По твоим письмам и нашему разговору после пьесы я также понял, что ты сейчас чувствуешь себя растерянной и не знаешь, как дальше строить свою жизнь; как говорится, «без руля, без весел, без цели». Но это нормально, это ничего, потому что все мы так себя чувствуем в двадцать четыре. Все наше поколение чувствует себя именно так. Я где-то читал об этом: всё потому, что мы никогда не были на войне и слишком много смотрели телик. Но как бы то ни было, те люди, кто знает, где весла и руль, и те, у кого есть цель, все равно страшные зануды, прямоугольные карьеристы вроде долбаной Тилли Киллик или Кэллума О'Нила с его компьютерными технологиями. Лично у меня нет никакого плана. И хотя я знаю, что, по-твоему, моя жизнь устроена, на самом деле это не так; я тоже растерян, просто мне не надо волноваться о пособии по безработице, жилищных льготах, будущем лейбористской партии, о том, где я буду через двадцать лет, и о том, как чувствует себя на свободе Нельсон Мандела.

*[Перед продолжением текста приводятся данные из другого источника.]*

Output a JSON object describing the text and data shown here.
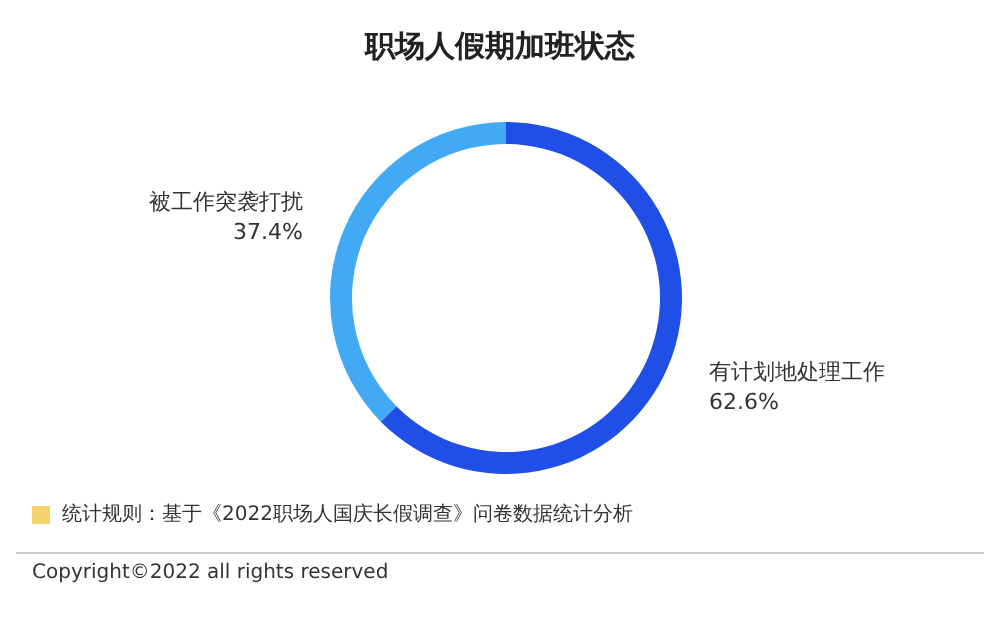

Пора мне передохнуть перед следующим абзацем, потому что я еще даже не начал. Тебе еще предстоит прочесть о том, что изменит твою жизнь раз и навсегда. Интересно, готова ли ты к такому повороту?
Где-то между туалетами для персонала и кухней Иэн Уайтхед продемонстрировал ей свой комический номер.

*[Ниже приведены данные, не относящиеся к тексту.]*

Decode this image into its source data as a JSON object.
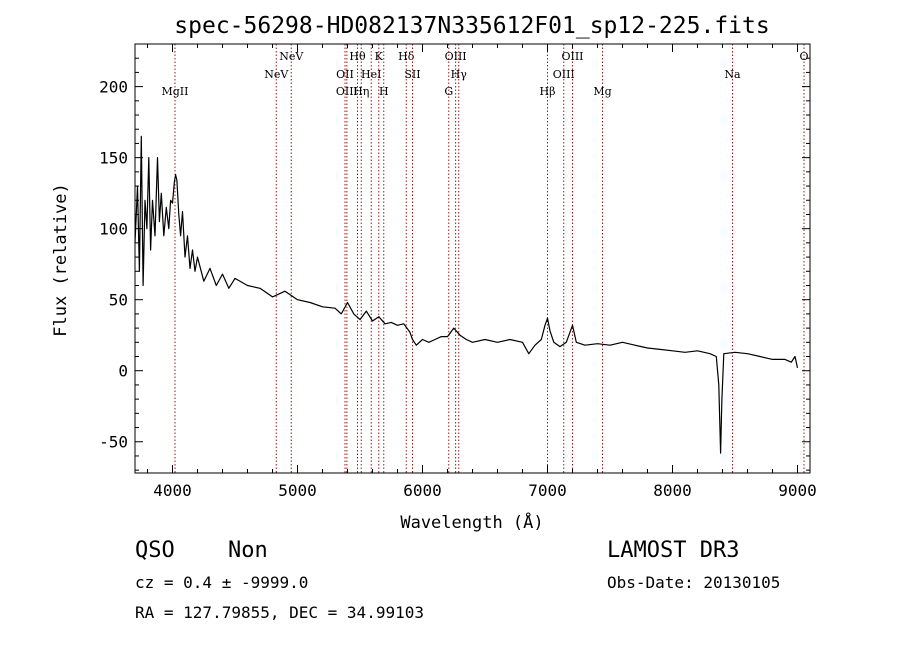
{
  "chart_data": {
    "type": "line",
    "title": "spec-56298-HD082137N335612F01_sp12-225.fits",
    "xlabel": "Wavelength (Å)",
    "ylabel": "Flux (relative)",
    "xlim": [
      3700,
      9100
    ],
    "ylim": [
      -72,
      230
    ],
    "x_ticks": [
      4000,
      5000,
      6000,
      7000,
      8000,
      9000
    ],
    "y_ticks": [
      -50,
      0,
      50,
      100,
      150,
      200
    ],
    "grid": false,
    "line_color": "#000000",
    "marker_color": "#a01818",
    "series": [
      {
        "values": [
          [
            3700,
            90
          ],
          [
            3720,
            130
          ],
          [
            3735,
            70
          ],
          [
            3750,
            165
          ],
          [
            3765,
            60
          ],
          [
            3780,
            120
          ],
          [
            3795,
            100
          ],
          [
            3810,
            150
          ],
          [
            3825,
            85
          ],
          [
            3840,
            120
          ],
          [
            3860,
            95
          ],
          [
            3880,
            150
          ],
          [
            3895,
            105
          ],
          [
            3910,
            125
          ],
          [
            3930,
            95
          ],
          [
            3950,
            115
          ],
          [
            3970,
            100
          ],
          [
            3985,
            120
          ],
          [
            4000,
            118
          ],
          [
            4015,
            133
          ],
          [
            4025,
            138
          ],
          [
            4035,
            134
          ],
          [
            4050,
            110
          ],
          [
            4065,
            95
          ],
          [
            4080,
            112
          ],
          [
            4100,
            80
          ],
          [
            4120,
            95
          ],
          [
            4140,
            72
          ],
          [
            4160,
            85
          ],
          [
            4180,
            70
          ],
          [
            4200,
            80
          ],
          [
            4250,
            63
          ],
          [
            4300,
            72
          ],
          [
            4350,
            60
          ],
          [
            4400,
            68
          ],
          [
            4450,
            58
          ],
          [
            4500,
            65
          ],
          [
            4600,
            60
          ],
          [
            4700,
            58
          ],
          [
            4800,
            52
          ],
          [
            4900,
            56
          ],
          [
            5000,
            50
          ],
          [
            5100,
            48
          ],
          [
            5200,
            45
          ],
          [
            5300,
            44
          ],
          [
            5350,
            40
          ],
          [
            5400,
            48
          ],
          [
            5450,
            40
          ],
          [
            5500,
            36
          ],
          [
            5550,
            42
          ],
          [
            5600,
            35
          ],
          [
            5650,
            38
          ],
          [
            5700,
            33
          ],
          [
            5750,
            34
          ],
          [
            5800,
            32
          ],
          [
            5850,
            33
          ],
          [
            5900,
            27
          ],
          [
            5920,
            22
          ],
          [
            5950,
            18
          ],
          [
            6000,
            22
          ],
          [
            6050,
            20
          ],
          [
            6100,
            22
          ],
          [
            6150,
            24
          ],
          [
            6200,
            24
          ],
          [
            6250,
            30
          ],
          [
            6300,
            25
          ],
          [
            6350,
            22
          ],
          [
            6400,
            20
          ],
          [
            6500,
            22
          ],
          [
            6600,
            20
          ],
          [
            6700,
            22
          ],
          [
            6800,
            20
          ],
          [
            6850,
            12
          ],
          [
            6900,
            18
          ],
          [
            6950,
            22
          ],
          [
            6980,
            32
          ],
          [
            7000,
            37
          ],
          [
            7020,
            28
          ],
          [
            7050,
            20
          ],
          [
            7100,
            17
          ],
          [
            7150,
            20
          ],
          [
            7200,
            32
          ],
          [
            7230,
            20
          ],
          [
            7300,
            18
          ],
          [
            7400,
            19
          ],
          [
            7500,
            18
          ],
          [
            7600,
            20
          ],
          [
            7700,
            18
          ],
          [
            7800,
            16
          ],
          [
            7900,
            15
          ],
          [
            8000,
            14
          ],
          [
            8100,
            13
          ],
          [
            8200,
            14
          ],
          [
            8300,
            12
          ],
          [
            8350,
            10
          ],
          [
            8370,
            -10
          ],
          [
            8385,
            -58
          ],
          [
            8395,
            -20
          ],
          [
            8410,
            12
          ],
          [
            8500,
            13
          ],
          [
            8600,
            12
          ],
          [
            8700,
            10
          ],
          [
            8800,
            8
          ],
          [
            8900,
            8
          ],
          [
            8950,
            6
          ],
          [
            8980,
            10
          ],
          [
            9000,
            2
          ]
        ]
      }
    ],
    "line_markers": [
      {
        "x": 4020,
        "label": "MgII",
        "row": 3
      },
      {
        "x": 4830,
        "label": "NeV",
        "row": 2
      },
      {
        "x": 4950,
        "label": "NeV",
        "row": 1
      },
      {
        "x": 5380,
        "label": "OII",
        "row": 2
      },
      {
        "x": 5395,
        "label": "OIII",
        "row": 3
      },
      {
        "x": 5480,
        "label": "Hθ",
        "row": 1
      },
      {
        "x": 5510,
        "label": "Hη",
        "row": 3
      },
      {
        "x": 5590,
        "label": "HeI",
        "row": 2
      },
      {
        "x": 5650,
        "label": "K",
        "row": 1
      },
      {
        "x": 5690,
        "label": "H",
        "row": 3
      },
      {
        "x": 5870,
        "label": "Hδ",
        "row": 1
      },
      {
        "x": 5920,
        "label": "SII",
        "row": 2
      },
      {
        "x": 6210,
        "label": "G",
        "row": 3
      },
      {
        "x": 6265,
        "label": "OIII",
        "row": 1
      },
      {
        "x": 6290,
        "label": "Hγ",
        "row": 2
      },
      {
        "x": 7000,
        "label": "Hβ",
        "row": 3
      },
      {
        "x": 7130,
        "label": "OIII",
        "row": 2
      },
      {
        "x": 7200,
        "label": "OIII",
        "row": 1
      },
      {
        "x": 7440,
        "label": "Mg",
        "row": 3
      },
      {
        "x": 8480,
        "label": "Na",
        "row": 2
      },
      {
        "x": 9100,
        "label": "O",
        "row": 1
      }
    ]
  },
  "info": {
    "class": "QSO",
    "subclass": "Non",
    "survey": "LAMOST DR3",
    "redshift": "cz = 0.4 ± -9999.0",
    "obs_date": "Obs-Date: 20130105",
    "coords": "RA = 127.79855, DEC =  34.99103"
  }
}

— Приходилось ли тебе стоять в супермаркете в очереди к кассе, предназначенной для покупателей, у которых меньше шести покупок? И вот перед тобой стоит бабулька, а у нее в корзинке семь покупок? И ты стоишь, пересчитываешь их и ненавидишь весь мир…

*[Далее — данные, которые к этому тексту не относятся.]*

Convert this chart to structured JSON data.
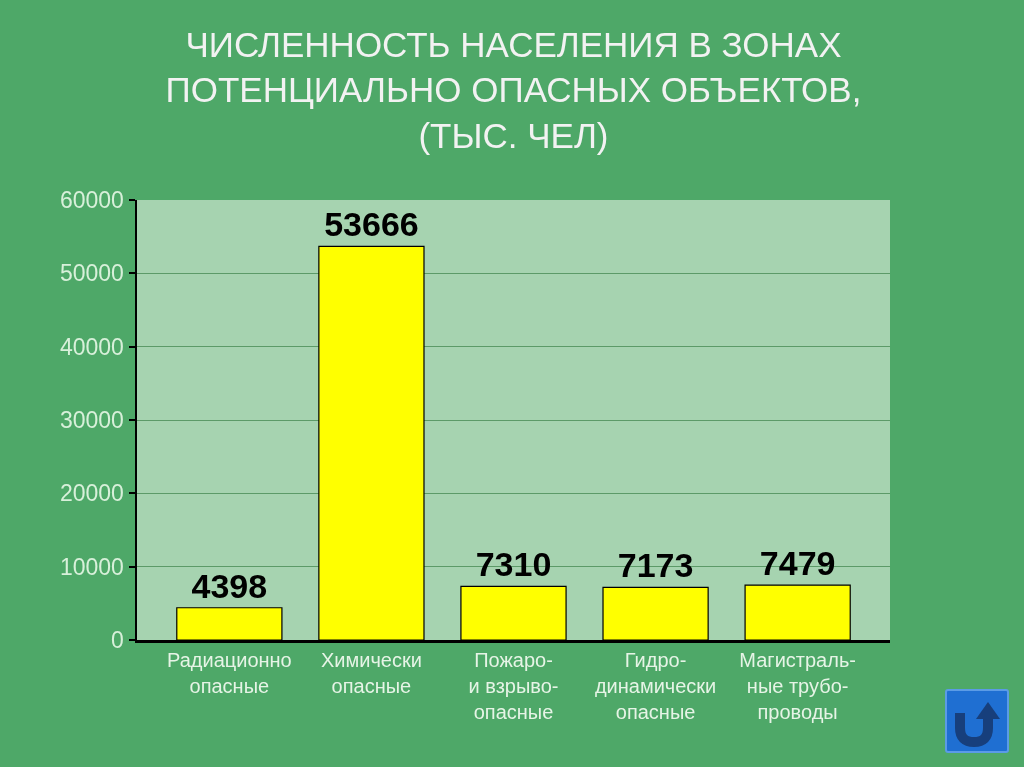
{
  "chart_data": {
    "type": "bar",
    "title": "ЧИСЛЕННОСТЬ НАСЕЛЕНИЯ В ЗОНАХ\nПОТЕНЦИАЛЬНО ОПАСНЫХ ОБЪЕКТОВ,\n(ТЫС. ЧЕЛ)",
    "categories": [
      "Радиационно\nопасные",
      "Химически\nопасные",
      "Пожаро-\nи взрыво-\nопасные",
      "Гидро-\nдинамически\nопасные",
      "Магистраль-\nные трубо-\nпроводы"
    ],
    "values": [
      4398,
      53666,
      7310,
      7173,
      7479
    ],
    "color": "#ffff00",
    "ylim": [
      0,
      60000
    ],
    "yticks": [
      0,
      10000,
      20000,
      30000,
      40000,
      50000,
      60000
    ],
    "grid": "y",
    "data_labels": true
  }
}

— Ай, карамба, — произнесла Эмма себе под нос, толкая ногой дверь в кухню, где их тут же накрыла волна горячего воздуха, жалящего глаза, едкого и пропитанного острым перцем и теплой хлоркой. Из видавшего виды кассетника разносилась оглушительная музыка в стиле эйсид-хаус, а повара — сомалиец, алжирец и бразилец — снимали крышки с белых пластиковых ведер с полуфабрикатами.
— С добрым утром Бенуа, Кемаль, ола, Хесус, — бодро проговорила Эмма, и повара улыбнулись и дружелюбно кивнули в ответ. Эмма с Иэном переместились к доске для заметок, где висела ламинированная инструкция, в которой указывалось, что делать, если кто-то подавился едой («а на то есть причины»). Рядом висел большой лист бумаги с обтрепавшимися краями — пергаментная карта техасско-мексиканской границы. Эмма постучала по нему пальцем:
— Похоже на карту сокровищ? Что ж, не обольщайся — это всего лишь меню. Никаких сокровищ в нем нет, компадре — всего лишь сорок восемь блюд, и все без исключения являются вариациями на тему основных пяти техасско-мексиканских продуктов. Говяжий фарш с фасолью, сыр, курица и гуакамоле.[12] — Она провела по карте пальцем. — Итак, если двигаться с востока на запад, мы имеем курицу с фасолью под сырной корочкой, курицу с тертым сыром под соусом гуакамоле, гуакамоле с говяжим фаршем, курицей и сыром…
— Понятно, понятно…
— Иногда ради разнообразия добавляется рис или сырой лук, но самое интересное, куда потом кладется вся эта начинка. А тут главное не перепутать, где пшеница, а где кукуруза.